Élément du contrat Valeur / Libellé
Type de contrat CDI — Prise de poste le 1er septembre 2026
Convention collective Industries pharmaceutiques — IDCC 176 — Groupe 4
Intitulé de poste Technicien de laboratoire contrôle qualité — Groupe 4
Salaire de base brut 2 200 € bruts/mois (supérieur au SMMG Groupe 4 : 2 180 €)
Prime d'ancienneté 3 % à partir de 3 ans d'ancienneté (CCN 176 art. 25)
Durée du travail 35 h/semaine — Horaires fixes : 8h-16h — Pas de travail en équipes
Lieu de travail Parc Technologique de Gerland — 24 avenue Lacassagne, 69007 Lyon
Période d'essai 2 mois (CCN 176 — Techniciens), renouvelable une fois par accord écrit
Clause de confidentialité Durée illimitée — porte sur les formules, protocoles, données cliniques et informations commerciales
Clause de non-concurrence 12 mois — France — Secteur contrôle qualité pharmaceutique — Contrepartie : 33 % du salaire mensuel brut moyen
Mutuelle obligatoire Régime de prévoyance et complémentaire santé CCN 176 — cotisation patronale 60 %
Formations sécurité Habilitations BPF (Bonnes Pratiques de Fabrication) requises — financées par l'employeur dans les 3 mois
Clause de confidentialité vs non-concurrence : Ces deux clauses sont souvent confondues dans les PME pharma lyonnaises. La confidentialité interdit de divulguer des informations — elle peut être perpétuelle et ne nécessite pas de contrepartie financière spécifique. La non-concurrence interdit d'exercer une activité concurrente — elle est limitée dans le temps et nécessite obligatoirement une contrepartie financière sous peine de nullité. Insérer les deux clauses est la bonne pratique dans la pharmacie.
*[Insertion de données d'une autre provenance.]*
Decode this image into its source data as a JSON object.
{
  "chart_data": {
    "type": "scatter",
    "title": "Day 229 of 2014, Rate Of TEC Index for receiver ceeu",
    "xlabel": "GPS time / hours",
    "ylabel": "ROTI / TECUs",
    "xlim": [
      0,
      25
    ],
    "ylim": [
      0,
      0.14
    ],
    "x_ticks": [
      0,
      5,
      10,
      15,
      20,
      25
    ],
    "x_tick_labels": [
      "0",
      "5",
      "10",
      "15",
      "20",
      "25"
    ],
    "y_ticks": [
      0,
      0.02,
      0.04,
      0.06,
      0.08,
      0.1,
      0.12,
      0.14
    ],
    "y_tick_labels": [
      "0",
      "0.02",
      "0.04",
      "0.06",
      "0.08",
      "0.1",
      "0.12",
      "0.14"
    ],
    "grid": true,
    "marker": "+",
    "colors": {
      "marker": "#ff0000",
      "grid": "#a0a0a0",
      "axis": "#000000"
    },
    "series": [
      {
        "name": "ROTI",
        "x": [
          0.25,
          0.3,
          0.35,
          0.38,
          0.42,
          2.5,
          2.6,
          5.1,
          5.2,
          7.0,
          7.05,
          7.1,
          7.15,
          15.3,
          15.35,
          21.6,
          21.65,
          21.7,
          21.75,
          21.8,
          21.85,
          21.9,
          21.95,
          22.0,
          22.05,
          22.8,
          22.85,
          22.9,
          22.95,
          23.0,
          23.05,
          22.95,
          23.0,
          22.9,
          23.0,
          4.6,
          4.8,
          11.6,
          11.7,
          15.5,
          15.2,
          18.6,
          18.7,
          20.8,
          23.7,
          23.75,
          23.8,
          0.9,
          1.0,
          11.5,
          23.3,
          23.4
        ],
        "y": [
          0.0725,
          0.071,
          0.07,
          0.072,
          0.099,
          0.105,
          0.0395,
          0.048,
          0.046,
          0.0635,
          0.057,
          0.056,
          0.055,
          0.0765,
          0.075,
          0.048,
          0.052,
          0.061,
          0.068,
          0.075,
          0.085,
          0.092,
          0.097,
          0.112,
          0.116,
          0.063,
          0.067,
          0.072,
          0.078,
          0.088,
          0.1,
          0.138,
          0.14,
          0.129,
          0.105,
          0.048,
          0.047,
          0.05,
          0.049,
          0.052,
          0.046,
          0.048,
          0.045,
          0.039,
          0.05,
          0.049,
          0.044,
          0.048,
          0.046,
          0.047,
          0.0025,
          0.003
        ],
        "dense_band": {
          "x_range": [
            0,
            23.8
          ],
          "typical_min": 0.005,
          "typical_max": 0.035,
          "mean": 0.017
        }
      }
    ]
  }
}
7. Erreurs fréquentes dans les PME industrielles lyonnaises

L'analyse des contentieux prud'homaux devant le Conseil de prud'hommes de Lyon révèle des erreurs récurrentes, souvent coûteuses pour les PME industrielles :

Erreur n°1 — Ancienne classification métallurgie maintenue après janvier 2024 : Des centaines de PME lyonnaises de la métallurgie n'ont pas notifié à leurs salariés leur nouveau groupe de classification avant le 31 décembre 2023. Cette absence d'avenant crée un risque de contestation sur la classification et les salaires minima applicables. Le Conseil de prud'hommes de Lyon a déjà rendu des décisions condamnant des employeurs à aligner le salaire sur le groupe réel des fonctions exercées avec rappel sur 3 ans.